The European elections tell us little about Biden’s chances — but a lot about his choices.
This past week saw elections in two of the world’s biggest democracies, the United Kingdom and France. The results of Britain’s July 4 election were (mostly) as expected: a romp for center-left Labour, dethroning the Conservative party after 14 years in power.
But Sunday’s French results came as a surprise. The far-right National Rally (RN), widely predicted to triumph, came in third place. The New Popular Front (NFP), a left alliance ranging from the center-left socialists to the radical France Unbowed, took a plurality of seats — a stunning victory made possible by tactical coordination with President Emmanuel Macron’s centrist Renaissance.
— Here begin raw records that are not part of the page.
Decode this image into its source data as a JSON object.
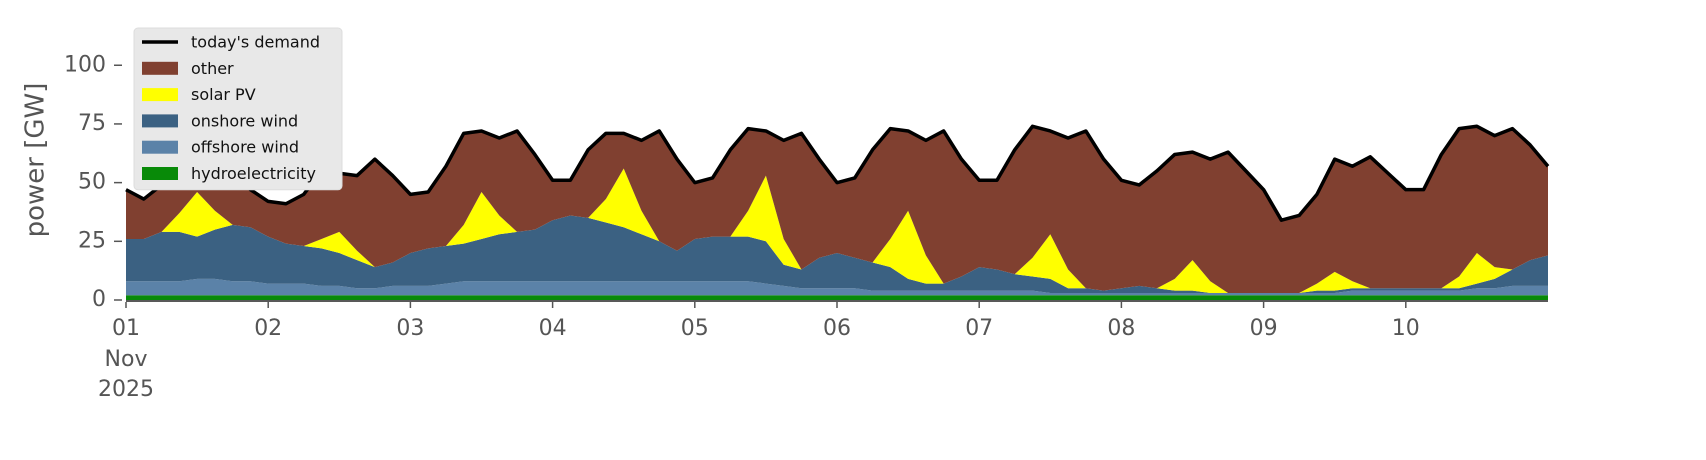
{
  "chart_data": {
    "type": "area",
    "stacked": true,
    "ylabel": "power [GW]",
    "x": [
      "2025-11-01T00:00",
      "2025-11-01T03:00",
      "2025-11-01T06:00",
      "2025-11-01T09:00",
      "2025-11-01T12:00",
      "2025-11-01T15:00",
      "2025-11-01T18:00",
      "2025-11-01T21:00",
      "2025-11-02T00:00",
      "2025-11-02T03:00",
      "2025-11-02T06:00",
      "2025-11-02T09:00",
      "2025-11-02T12:00",
      "2025-11-02T15:00",
      "2025-11-02T18:00",
      "2025-11-02T21:00",
      "2025-11-03T00:00",
      "2025-11-03T03:00",
      "2025-11-03T06:00",
      "2025-11-03T09:00",
      "2025-11-03T12:00",
      "2025-11-03T15:00",
      "2025-11-03T18:00",
      "2025-11-03T21:00",
      "2025-11-04T00:00",
      "2025-11-04T03:00",
      "2025-11-04T06:00",
      "2025-11-04T09:00",
      "2025-11-04T12:00",
      "2025-11-04T15:00",
      "2025-11-04T18:00",
      "2025-11-04T21:00",
      "2025-11-05T00:00",
      "2025-11-05T03:00",
      "2025-11-05T06:00",
      "2025-11-05T09:00",
      "2025-11-05T12:00",
      "2025-11-05T15:00",
      "2025-11-05T18:00",
      "2025-11-05T21:00",
      "2025-11-06T00:00",
      "2025-11-06T03:00",
      "2025-11-06T06:00",
      "2025-11-06T09:00",
      "2025-11-06T12:00",
      "2025-11-06T15:00",
      "2025-11-06T18:00",
      "2025-11-06T21:00",
      "2025-11-07T00:00",
      "2025-11-07T03:00",
      "2025-11-07T06:00",
      "2025-11-07T09:00",
      "2025-11-07T12:00",
      "2025-11-07T15:00",
      "2025-11-07T18:00",
      "2025-11-07T21:00",
      "2025-11-08T00:00",
      "2025-11-08T03:00",
      "2025-11-08T06:00",
      "2025-11-08T09:00",
      "2025-11-08T12:00",
      "2025-11-08T15:00",
      "2025-11-08T18:00",
      "2025-11-08T21:00",
      "2025-11-09T00:00",
      "2025-11-09T03:00",
      "2025-11-09T06:00",
      "2025-11-09T09:00",
      "2025-11-09T12:00",
      "2025-11-09T15:00",
      "2025-11-09T18:00",
      "2025-11-09T21:00",
      "2025-11-10T00:00",
      "2025-11-10T03:00",
      "2025-11-10T06:00",
      "2025-11-10T09:00",
      "2025-11-10T12:00",
      "2025-11-10T15:00",
      "2025-11-10T18:00",
      "2025-11-10T21:00",
      "2025-11-11T00:00"
    ],
    "series": [
      {
        "name": "today's demand",
        "type": "line",
        "color": "#000000",
        "values": [
          47,
          43,
          49,
          60,
          57,
          57,
          60,
          47,
          42,
          41,
          45,
          55,
          54,
          53,
          60,
          53,
          45,
          46,
          57,
          71,
          72,
          69,
          72,
          62,
          51,
          51,
          64,
          71,
          71,
          68,
          72,
          60,
          50,
          52,
          64,
          73,
          72,
          68,
          71,
          60,
          50,
          52,
          64,
          73,
          72,
          68,
          72,
          60,
          51,
          51,
          64,
          74,
          72,
          69,
          72,
          60,
          51,
          49,
          55,
          62,
          63,
          60,
          63,
          55,
          47,
          34,
          36,
          45,
          60,
          57,
          61,
          54,
          47,
          47,
          62,
          73,
          74,
          70,
          73,
          66,
          57
        ]
      },
      {
        "name": "other",
        "color": "#804030",
        "values": [
          21,
          17,
          20,
          23,
          11,
          19,
          28,
          16,
          15,
          17,
          22,
          29,
          25,
          32,
          46,
          37,
          25,
          24,
          34,
          39,
          26,
          33,
          43,
          32,
          17,
          15,
          29,
          28,
          15,
          30,
          47,
          39,
          24,
          25,
          37,
          35,
          19,
          42,
          58,
          42,
          30,
          34,
          48,
          47,
          34,
          49,
          65,
          50,
          37,
          38,
          53,
          56,
          44,
          56,
          67,
          56,
          46,
          43,
          50,
          53,
          46,
          52,
          60,
          52,
          44,
          31,
          33,
          38,
          48,
          49,
          56,
          49,
          42,
          42,
          57,
          63,
          54,
          56,
          60,
          49,
          38
        ]
      },
      {
        "name": "solar PV",
        "color": "#ffff00",
        "values": [
          0,
          0,
          0,
          8,
          19,
          8,
          0,
          0,
          0,
          0,
          0,
          4,
          9,
          4,
          0,
          0,
          0,
          0,
          0,
          8,
          20,
          8,
          0,
          0,
          0,
          0,
          0,
          10,
          25,
          10,
          0,
          0,
          0,
          0,
          0,
          11,
          28,
          11,
          0,
          0,
          0,
          0,
          0,
          12,
          29,
          12,
          0,
          0,
          0,
          0,
          0,
          8,
          19,
          8,
          0,
          0,
          0,
          0,
          0,
          5,
          13,
          5,
          0,
          0,
          0,
          0,
          0,
          3,
          8,
          3,
          0,
          0,
          0,
          0,
          0,
          5,
          13,
          5,
          0,
          0,
          0
        ]
      },
      {
        "name": "onshore wind",
        "color": "#3b6182",
        "values": [
          18,
          18,
          21,
          21,
          18,
          21,
          24,
          23,
          20,
          17,
          16,
          16,
          14,
          12,
          9,
          10,
          14,
          16,
          16,
          16,
          18,
          20,
          21,
          22,
          26,
          28,
          27,
          25,
          23,
          20,
          17,
          13,
          18,
          19,
          19,
          19,
          18,
          9,
          8,
          13,
          15,
          13,
          12,
          10,
          5,
          3,
          3,
          6,
          10,
          9,
          7,
          6,
          6,
          2,
          2,
          1,
          2,
          3,
          2,
          1,
          1,
          0,
          0,
          0,
          0,
          0,
          0,
          1,
          1,
          1,
          1,
          1,
          1,
          1,
          1,
          1,
          2,
          4,
          7,
          11,
          13
        ]
      },
      {
        "name": "offshore wind",
        "color": "#5b82a8",
        "values": [
          6,
          6,
          6,
          6,
          7,
          7,
          6,
          6,
          5,
          5,
          5,
          4,
          4,
          3,
          3,
          4,
          4,
          4,
          5,
          6,
          6,
          6,
          6,
          6,
          6,
          6,
          6,
          6,
          6,
          6,
          6,
          6,
          6,
          6,
          6,
          6,
          5,
          4,
          3,
          3,
          3,
          3,
          2,
          2,
          2,
          2,
          2,
          2,
          2,
          2,
          2,
          2,
          1,
          1,
          1,
          1,
          1,
          1,
          1,
          1,
          1,
          1,
          1,
          1,
          1,
          1,
          1,
          1,
          1,
          2,
          2,
          2,
          2,
          2,
          2,
          2,
          3,
          3,
          4,
          4,
          4
        ]
      },
      {
        "name": "hydroelectricity",
        "color": "#088a08",
        "values": [
          2,
          2,
          2,
          2,
          2,
          2,
          2,
          2,
          2,
          2,
          2,
          2,
          2,
          2,
          2,
          2,
          2,
          2,
          2,
          2,
          2,
          2,
          2,
          2,
          2,
          2,
          2,
          2,
          2,
          2,
          2,
          2,
          2,
          2,
          2,
          2,
          2,
          2,
          2,
          2,
          2,
          2,
          2,
          2,
          2,
          2,
          2,
          2,
          2,
          2,
          2,
          2,
          2,
          2,
          2,
          2,
          2,
          2,
          2,
          2,
          2,
          2,
          2,
          2,
          2,
          2,
          2,
          2,
          2,
          2,
          2,
          2,
          2,
          2,
          2,
          2,
          2,
          2,
          2,
          2,
          2
        ]
      }
    ],
    "xlim": [
      "2025-11-01T00:00",
      "2025-11-11T00:00"
    ],
    "xticks": [
      {
        "value": "2025-11-01",
        "label": "01"
      },
      {
        "value": "2025-11-02",
        "label": "02"
      },
      {
        "value": "2025-11-03",
        "label": "03"
      },
      {
        "value": "2025-11-04",
        "label": "04"
      },
      {
        "value": "2025-11-05",
        "label": "05"
      },
      {
        "value": "2025-11-06",
        "label": "06"
      },
      {
        "value": "2025-11-07",
        "label": "07"
      },
      {
        "value": "2025-11-08",
        "label": "08"
      },
      {
        "value": "2025-11-09",
        "label": "09"
      },
      {
        "value": "2025-11-10",
        "label": "10"
      }
    ],
    "x_tick_sublabels": [
      "Nov",
      "2025"
    ],
    "ylim": [
      0,
      118
    ],
    "yticks": [
      0,
      25,
      50,
      75,
      100
    ],
    "grid": false,
    "legend": "upper left"
  }
}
Almost immediately after the French results came in, the takes began flying. The results proved that the center was surging against the far-right. Or perhaps that the left is on the march. Or perhaps, in one especially deluded analysis, that the results were proof of the far-right’s long-run rise.
The truth is that none of these analyses really hold up. There isn’t an obvious ideological throughline here, a grand story to tell about What This All Means for the world in 2024 — or what it might say about the mindset of American voters in November. Trying to tell the story of these elections as some unified left-versus-right struggle ends up misleading more than it helps.
But if you look at it through the lens of institutions — the ways that electoral systems and choices by party leaders shape outcomes — some key lessons start to pop out. In particular, the winning parties in both the UK and France won by realizing that the nature of their systems required that they sacrifice some specific candidates in order to defeat the right.
And that’s where there might be a lesson for America — and for the Democratic party in particular.
There is no doubt that right-wing factions lost in both Britain and France. But though both countries arrived at somewhat similar results, the actual story they tell is more complicated.
Labour’s victory over the Tories in Britain was not really an endorsement of its political agenda. While the party took about two-thirds of the seats in parliament, it managed to do so by winning a large number of constituencies by relatively narrow margins (with third party help). Robert Ford, a political scientist at the University of Manchester, noted that “more than half of their seats [were] won with a majority of 20 percent or less.”
Nationally, Labour only won 34 percent of the national popular vote — the lowest tally for a winning party in British history. Opinion polling on the eve of the election showed Labour leader Keir Starmer underwater with British voters.
More than anything else, the British election reflected simple frustration with 14 years of Conservative rule.